Mnisi nie interesowali się nauką i sztuką. Nie wiedzieli nawet, gdzie w ich zakonie znajduje się biblioteka. Ostatni raz bowiem jeden z braci zakonnych korzystał z książek blisko 30 lat temu! („Wiem z dawnej powieści,/ Że tu w klasztorze jest biblioteka/ Gdzieś tam pod strychem się mieści"). Z trudem przychodziło im skupienie uwagi na jakimkolwiek problemie, czego powodem mogły być nietrzeźwe umysły braci. Jeden z nich samym słuchaniem innego bohatera się „utrudził". Zakonnicy byli także mściwi i zazdrośni. Nie skupiali się na swojej duchowej posłudze, ale na udowodnieniu swojej wyższości innym zgromadzeniom zakonnym. Nie kierowali się miłosierdziem, łatwo się denerwowali i szybko uciekali się do przemocy. Nie szanowali także religii, którą wyznawali. Poza tym, że nie przestrzegali wielu bożych przykazań, podczas bójki chwytali za krucyfiks i naczynia liturgiczne, by użyć ich jako broni. Byli ciekawscy i lubili słuchać plotek. Niewykluczone, że niektórzy z nich potajemnie spotykali się z kobietami.

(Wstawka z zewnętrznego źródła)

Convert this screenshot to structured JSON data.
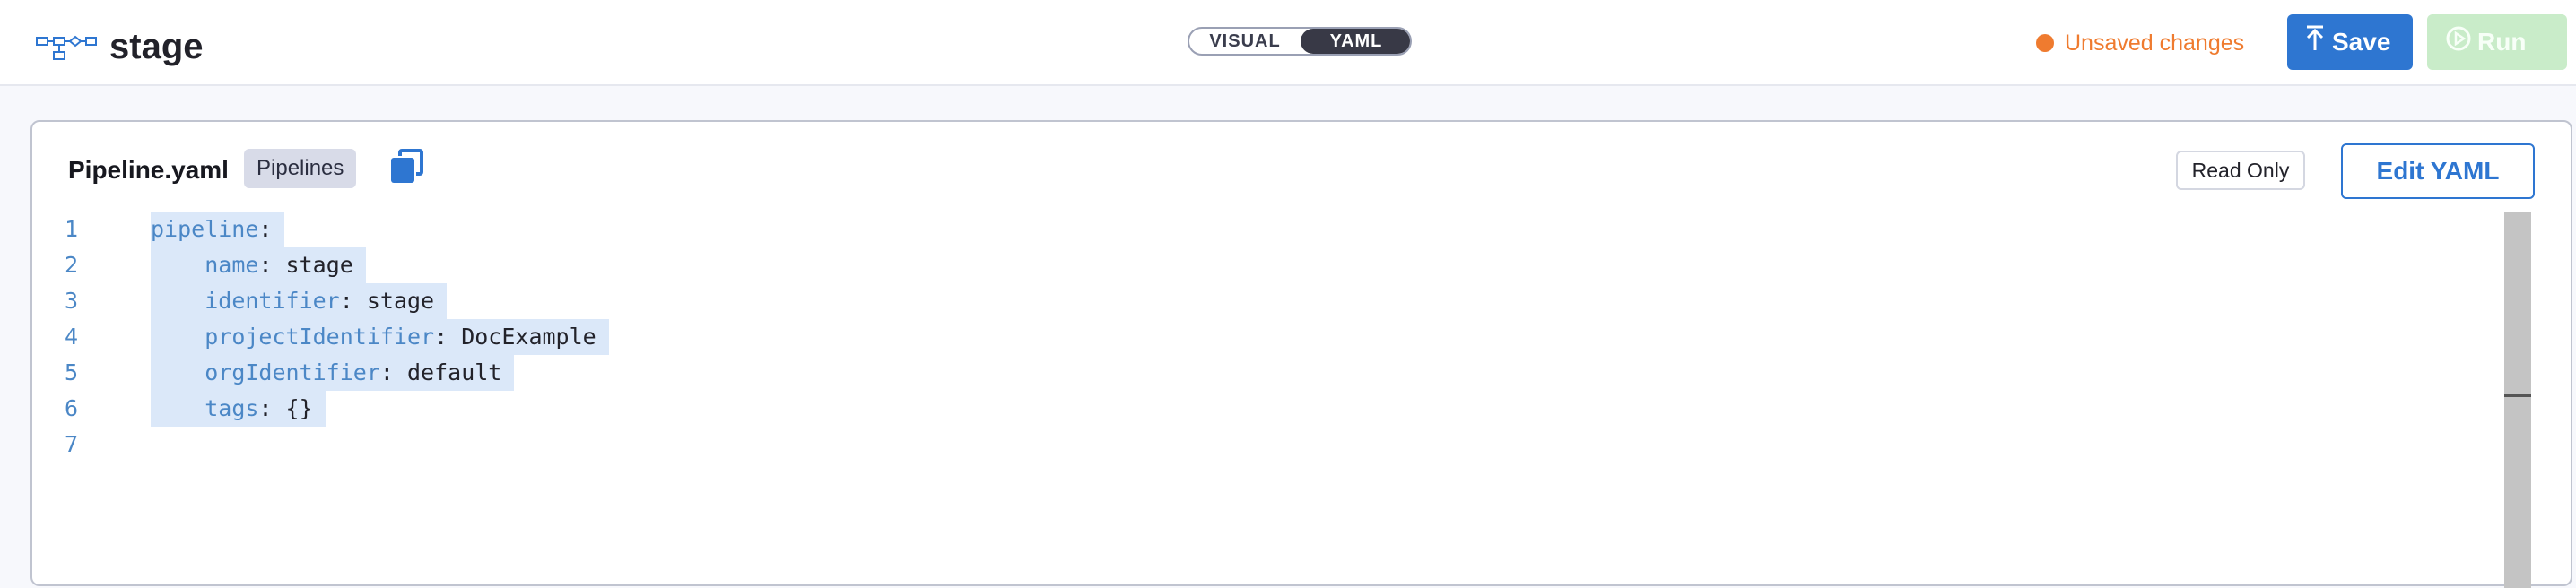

Opis Krasickiego znacznie różni się od typowego wyobrażenia na temat życia zakonnego. Mnisi są raczej postrzegani jako osoby bogobojne, spokojne, skupione na modlitwie i pracy, przyzwyczajone do skromnego życia. Zakonnicy są wzorami do naśladowania w kwestii skromnego życia i pracowitości. Ludzie wyobrażają ich sobie jako mądrych i wykształconych, wciąż studiujących Pismo Święte i dzieła doktorów Kościoła. Przecież to właśnie mnisi w średniowieczu zajmowali się przepisywaniem ksiąg i nauczaniem. W ślad za świętym Franciszkiem powinni być pomocni i miłosierni, nie wulgarni i skorzy do bójek. Wizja Krasickiego jest zupełnym przeciwieństwem tego, jak powinni zachowywać się prawdziwi zakonnicy.